Russian crude oil exports rose to 3.25 million barrels per day (bpd) for the first two weeks of November, which is roughly the same rate Russia exported in the weeks prior to President Vladimir Putin's invasion of Ukraine on Feb. 24. Two-thirds of the crude loaded at Russian ports are now heading to Asian markets, according to private data published this morning, with India and China emerging as top buyers of Russian oil followed by Turkey and the United Arab Emirates. In comparison, Russia's seaborne oil exports to European countries dropped to just 700,000 bpd in the four-week period ending Friday, Nov. 11.
Additionally, crude loadings out of Russian ports that are yet to show their destination rose to a record 2.39 million bpd on a four-week average basis. This might suggest the so called "shadow trade" in Russian crude tankers is gaining traction ahead of a European embargo on Russian oil flow that is set to take effect Dec. 5.
Earlier this month, reports emerged suggesting G7 countries reached an agreement to enforce a fixed price on Russian oil exports but only at the point of first sale on land, meaning the resale of the same oil at sea won't be subject to the regulation. The measure will also bar European tankers from hauling Russian crude and prohibit the provision of insurance, brokerage and other maritime services unless oil loaded to those vessels was purchased at a price below a yet-to-be-agreed-upon cap.

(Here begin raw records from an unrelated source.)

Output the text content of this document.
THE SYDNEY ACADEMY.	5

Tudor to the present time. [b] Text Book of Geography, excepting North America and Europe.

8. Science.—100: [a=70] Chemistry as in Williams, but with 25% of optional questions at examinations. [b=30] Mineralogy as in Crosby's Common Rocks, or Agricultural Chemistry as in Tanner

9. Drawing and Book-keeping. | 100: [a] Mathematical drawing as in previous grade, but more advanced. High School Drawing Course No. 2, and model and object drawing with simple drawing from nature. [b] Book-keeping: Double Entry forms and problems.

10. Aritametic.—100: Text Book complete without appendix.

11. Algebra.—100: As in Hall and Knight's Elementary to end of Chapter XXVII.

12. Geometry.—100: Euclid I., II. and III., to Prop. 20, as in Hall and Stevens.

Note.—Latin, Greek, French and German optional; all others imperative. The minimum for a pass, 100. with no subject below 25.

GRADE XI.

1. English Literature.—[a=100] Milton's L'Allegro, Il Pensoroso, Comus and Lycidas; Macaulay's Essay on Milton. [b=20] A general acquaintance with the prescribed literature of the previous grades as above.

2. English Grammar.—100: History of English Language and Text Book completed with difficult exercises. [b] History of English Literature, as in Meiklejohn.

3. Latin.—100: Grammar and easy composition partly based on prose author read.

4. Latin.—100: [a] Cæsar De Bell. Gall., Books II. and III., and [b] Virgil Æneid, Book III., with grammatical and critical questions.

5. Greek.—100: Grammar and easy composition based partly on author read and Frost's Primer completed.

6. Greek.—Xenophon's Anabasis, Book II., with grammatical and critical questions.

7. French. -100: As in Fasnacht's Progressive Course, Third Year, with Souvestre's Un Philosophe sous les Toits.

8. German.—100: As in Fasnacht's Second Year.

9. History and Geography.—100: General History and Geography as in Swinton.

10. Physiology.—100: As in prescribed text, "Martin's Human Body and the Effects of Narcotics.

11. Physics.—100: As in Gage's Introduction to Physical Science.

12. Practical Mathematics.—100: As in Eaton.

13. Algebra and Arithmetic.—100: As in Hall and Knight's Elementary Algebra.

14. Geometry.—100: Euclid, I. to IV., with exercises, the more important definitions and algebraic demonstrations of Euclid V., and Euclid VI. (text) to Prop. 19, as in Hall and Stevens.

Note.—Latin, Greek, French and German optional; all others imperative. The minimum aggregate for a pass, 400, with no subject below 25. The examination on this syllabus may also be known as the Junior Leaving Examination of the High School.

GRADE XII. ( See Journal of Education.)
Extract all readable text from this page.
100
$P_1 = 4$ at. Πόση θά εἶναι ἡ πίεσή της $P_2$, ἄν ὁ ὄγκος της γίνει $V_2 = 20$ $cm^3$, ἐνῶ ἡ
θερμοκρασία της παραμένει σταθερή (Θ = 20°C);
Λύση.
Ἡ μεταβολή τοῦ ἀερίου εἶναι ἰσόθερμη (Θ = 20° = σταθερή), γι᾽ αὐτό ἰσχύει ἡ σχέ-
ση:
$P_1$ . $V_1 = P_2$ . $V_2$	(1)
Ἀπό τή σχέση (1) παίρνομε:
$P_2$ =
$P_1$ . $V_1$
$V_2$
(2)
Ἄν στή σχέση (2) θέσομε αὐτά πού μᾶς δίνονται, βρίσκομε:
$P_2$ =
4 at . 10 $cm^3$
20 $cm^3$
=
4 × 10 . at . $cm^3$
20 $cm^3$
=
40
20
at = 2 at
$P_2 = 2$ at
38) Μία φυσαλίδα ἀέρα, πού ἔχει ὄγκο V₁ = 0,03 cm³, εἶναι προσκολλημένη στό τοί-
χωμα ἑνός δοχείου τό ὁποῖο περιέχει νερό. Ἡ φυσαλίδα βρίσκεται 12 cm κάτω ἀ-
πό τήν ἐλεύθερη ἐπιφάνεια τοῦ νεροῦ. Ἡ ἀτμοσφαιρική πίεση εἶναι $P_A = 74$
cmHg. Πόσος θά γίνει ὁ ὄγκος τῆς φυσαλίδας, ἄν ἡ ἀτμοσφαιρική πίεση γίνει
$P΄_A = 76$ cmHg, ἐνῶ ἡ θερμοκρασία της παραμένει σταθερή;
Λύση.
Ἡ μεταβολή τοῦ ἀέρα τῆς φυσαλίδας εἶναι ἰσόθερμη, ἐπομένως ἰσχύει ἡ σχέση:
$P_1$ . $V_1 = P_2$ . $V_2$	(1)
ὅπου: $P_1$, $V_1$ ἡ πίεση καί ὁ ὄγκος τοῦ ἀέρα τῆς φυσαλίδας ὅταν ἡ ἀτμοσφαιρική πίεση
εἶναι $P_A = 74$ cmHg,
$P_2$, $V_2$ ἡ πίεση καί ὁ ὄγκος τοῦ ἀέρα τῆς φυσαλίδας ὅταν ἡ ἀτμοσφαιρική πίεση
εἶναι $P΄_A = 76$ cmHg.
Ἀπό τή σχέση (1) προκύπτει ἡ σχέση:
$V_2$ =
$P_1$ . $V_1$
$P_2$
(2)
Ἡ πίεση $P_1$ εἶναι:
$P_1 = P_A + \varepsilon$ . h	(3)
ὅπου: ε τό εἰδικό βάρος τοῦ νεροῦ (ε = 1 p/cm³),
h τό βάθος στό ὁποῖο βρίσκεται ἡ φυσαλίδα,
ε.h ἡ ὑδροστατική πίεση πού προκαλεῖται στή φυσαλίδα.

So far this year, Russian crude production held steady at 10.86 million bpd, according to OPEC's Monthly Oil Market Report released this morning, which is 0.5% higher compared to 2021 levels. Further details of the report showed Saudi Arabia's oil production slid 149,000 bpd last month to 10.838 million bpd, the kingdom's lowest output rate since July, and below its 11.004 million bpd production quota agreed to on Sept. 5. OPEC's oil production dropped by 210,000 bpd to a three-month low 29.494 million bpd.
OPEC downgraded worldwide oil consumption by 100,000 bpd this year for annual growth of 2.5 million bpd. Oil demand in countries that are part of the Organization for Economic Cooperation and Development is estimated to increase by around 1.3 million bpd, while non-OECD oil demand is seen growing by about 1.3 million bpd. Global oil demand in the third and fourth quarters was revised lower due to China's zero-COVID policy along with geopolitical uncertainties in Europe.
For 2023, global oil demand growth forecast was also revised down by 100,000 bpd from the previous assessment to now stand at 2.2 million bpd. OECD oil demand growth is expected to grow by 300,000 bpd and the non-OECD by 1.9 million bpd.
Oil demand growth is anticipated to be challenged by uncertainties related to economic performance in OECD countries, COVID-19 containment measures in China and geopolitical developments.
In outside markets, U.S. dollar index extended gains into afternoon trading Monday, strengthening 3.5% against a basket of foreign currencies to settle at 106.531, further pressuring front-month WTI. NYMEX WTI for December delivery declined $3.09 per barrel (bbl) to $85.87 per bbl, and international crude benchmark ICE Brent fell to $93.14 bbl, down $2.85 on the session. NYMEX December RBOB futures declined 8.11 cents to $2.5285 per gallon, and December ULSD futures retreated 1.13 cents to $3.5440 per gallon.